The relevance screening module 1112c5 is configured to calculate relevance between a word to be selected and a preset category according to whether the word to be selected appears in the training sample set or not and the probability of whether the word to be selected belongs to the preset category, and use the word to be selected whose corresponding relevance is greater than a relevance threshold as a sample feature word.
As shown in fig. 18, in one embodiment, the sample image feature extraction module 1114 includes a small image block segmentation module 1114a, a small image block feature extraction module 1114b, a second statistics and counting module 1114c, and a sample image feature generation module 1114 d.
The small image block segmentation module 1114a is configured to segment a plurality of small image blocks of the same size from the sample images of the product samples in the training sample set, where there is an overlapping portion between adjacent small image blocks.
The small image block feature extraction module 1114b is configured to extract gradient histogram features of the small image block.
The second counting and counting module 1114c is configured to calculate a euclidean distance between the gradient histogram feature of each small image block and each cluster center in the cluster center set obtained by pre-learning, and count a cluster center in the cluster center set that is closest to the euclidean distance of the gradient histogram feature of each small image block.
The sample image feature generating module 1114d is configured to generate a sample image feature according to the cluster center and the counting result counted by the gradient histogram feature corresponding to each small image block.
In one embodiment, the small image block feature extraction module 1114b includes a subunit division module 1114b1 and a second feature concatenation module 1114b 2.
The subunit dividing module 1114b1 is used to divide each small image block into a plurality of subunits of the same size and not overlapping.
The second feature stitching module 1114b2 is configured to count gradient histogram features of 8 directions on each subunit, and stitch the gradient histogram features of the subunits corresponding to each small image block to obtain the gradient histogram feature of each small image block.

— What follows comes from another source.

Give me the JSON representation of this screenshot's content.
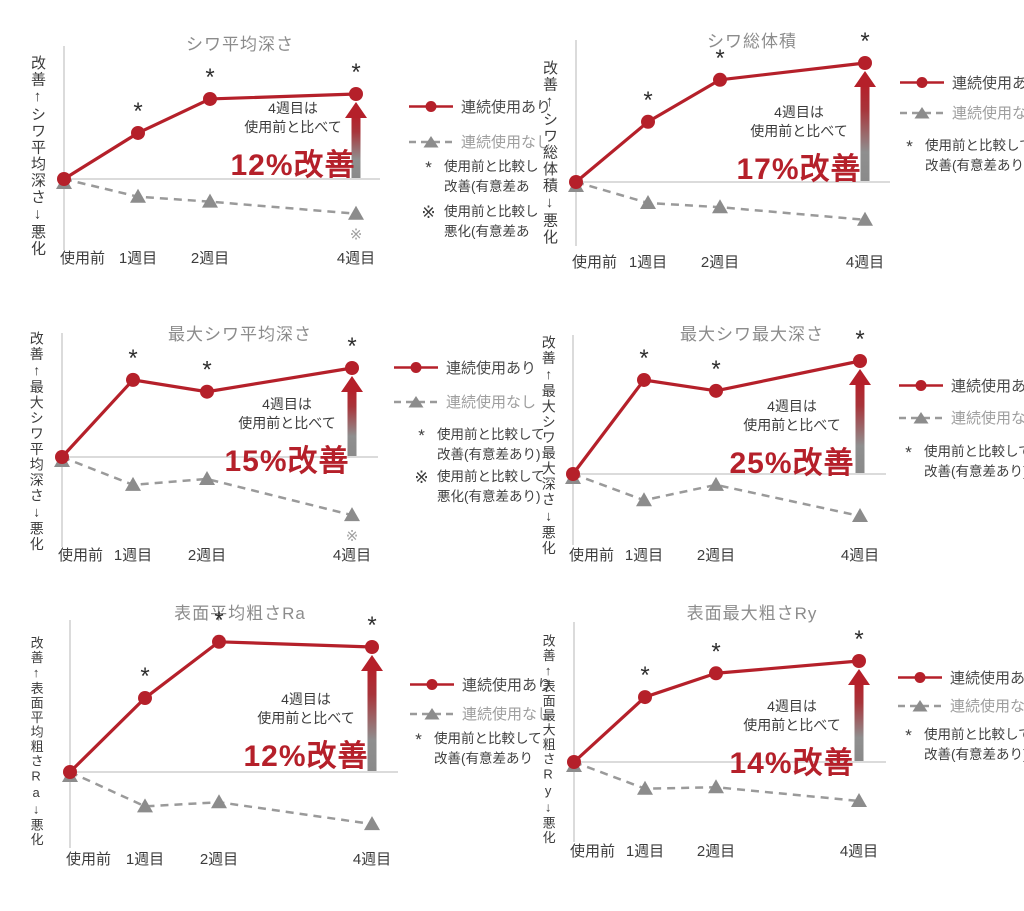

As shown in fig. 19, in an embodiment, the product classification apparatus further includes a cluster center set obtaining module 1130, and the cluster center set obtaining module 1130 includes a product sample selecting module 1132, an image sub-block segmenting module 1134, an image sub-block feature extracting module 1136, and a clustering module 1138.
The product sample selecting module 1132 is configured to select, from the training sample set, product samples corresponding to preset selection numbers of each preset category respectively.
The image sub-block segmentation module 1134 is configured to segment the product sample image corresponding to the selected product sample into a plurality of image sub-blocks with the same size, where adjacent image sub-blocks have overlapping portions.
The image sub-block feature extraction module 1136 is configured to extract gradient histogram features of the image sub-blocks.
The clustering module 1138 is configured to cluster the gradient histogram features of the image sub-blocks into a cluster center with a preset number of cluster centers, so as to obtain a cluster center set.
The above-mentioned embodiments only express several embodiments of the present invention, and the description thereof is more specific and detailed, but not construed as limiting the scope of the present invention. It should be noted that, for a person skilled in the art, several variations and modifications can be made without departing from the inventive concept, which falls within the scope of the present invention. Therefore, the protection scope of the present patent shall be subject to the appended claims.